UK adult women: about 10 st 7 lb (66.7 kg). UK adult men: about 12 st 8 lb (79.8 kg). These are 2021 ONS figures. The UK average has risen 1.5 stone since the 1990s — most of the increase coming in the 25-44 age band.
Cultural inertia. The UK officially adopted metric in 1965 for trade and 1971 for currency, but body weight in stones became deeply embedded in everyday speech.
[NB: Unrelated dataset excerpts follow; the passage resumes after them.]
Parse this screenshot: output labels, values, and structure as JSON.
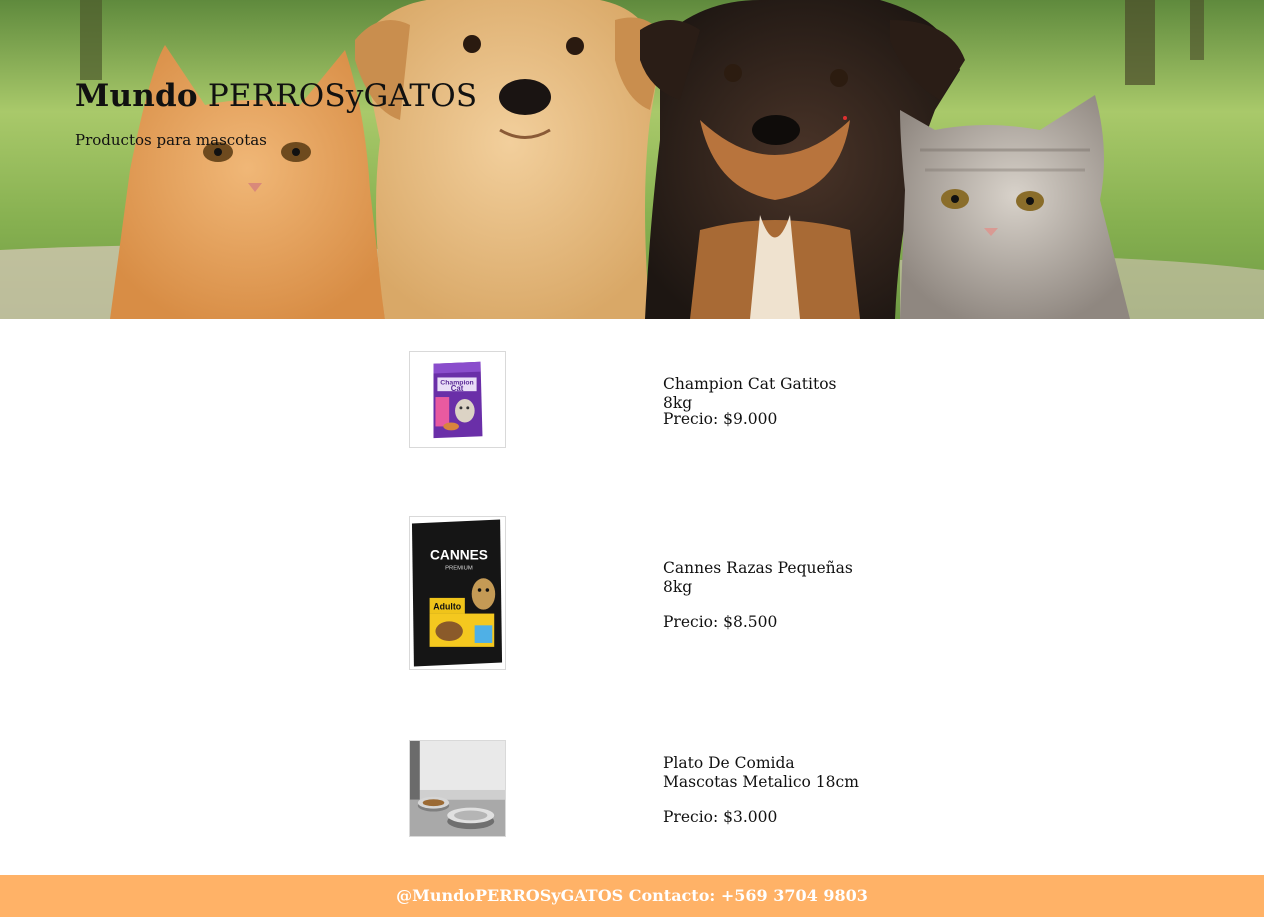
{
  "hero": {
    "title_bold": "Mundo",
    "title_rest": "PERROSyGATOS",
    "subtitle": "Productos para mascotas",
    "image": "puppies-and-kittens-photo"
  },
  "products": [
    {
      "name": "Champion Cat Gatitos 8kg",
      "price": "Precio: $9.000",
      "image": "champion-cat-bag",
      "image_text_1": "Champion",
      "image_text_2": "Cat"
    },
    {
      "name": "Cannes Razas Pequeñas 8kg",
      "price": "Precio: $8.500",
      "image": "cannes-premium-bag",
      "image_text_1": "CANNES",
      "image_text_2": "PREMIUM",
      "image_text_3": "Adulto"
    },
    {
      "name": "Plato De Comida Mascotas Metalico 18cm",
      "price": "Precio: $3.000",
      "image": "metal-food-bowls"
    }
  ],
  "footer": {
    "text": "@MundoPERROSyGATOS Contacto: +569 3704 9803",
    "background": "#ffb267"
  }
}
NHS records use kilograms internally, but doctors still quote stones to patients because that is what people understand. Children born after 2000 increasingly think in kilograms.
Yes — Ireland, Australia, New Zealand use the stone for body weight, though metric is increasingly common. Canada and the US almost never use it (US uses pounds; Canada uses both pounds and kilograms). Continental Europe and most of Asia use only kilograms.
UK convention: X st Y lb or X stone Y. Examples: 11 st 7 lb, 10 stone 3, 14 st 0 lb (or just 14 st if zero pounds). The pounds remainder is always 0-13 (because 14 lb = 1 stone). 11 st 14 lb is wrong — it should be 12 st 0 lb.
1 quarter = 2 stones = 28 pounds = 12.7 kg. It is part of the historical British weight system: 4 quarters = 1 hundredweight (cwt) = 8 stones = 112 lb. The quarter is rarely used today except in historical or agricultural contexts.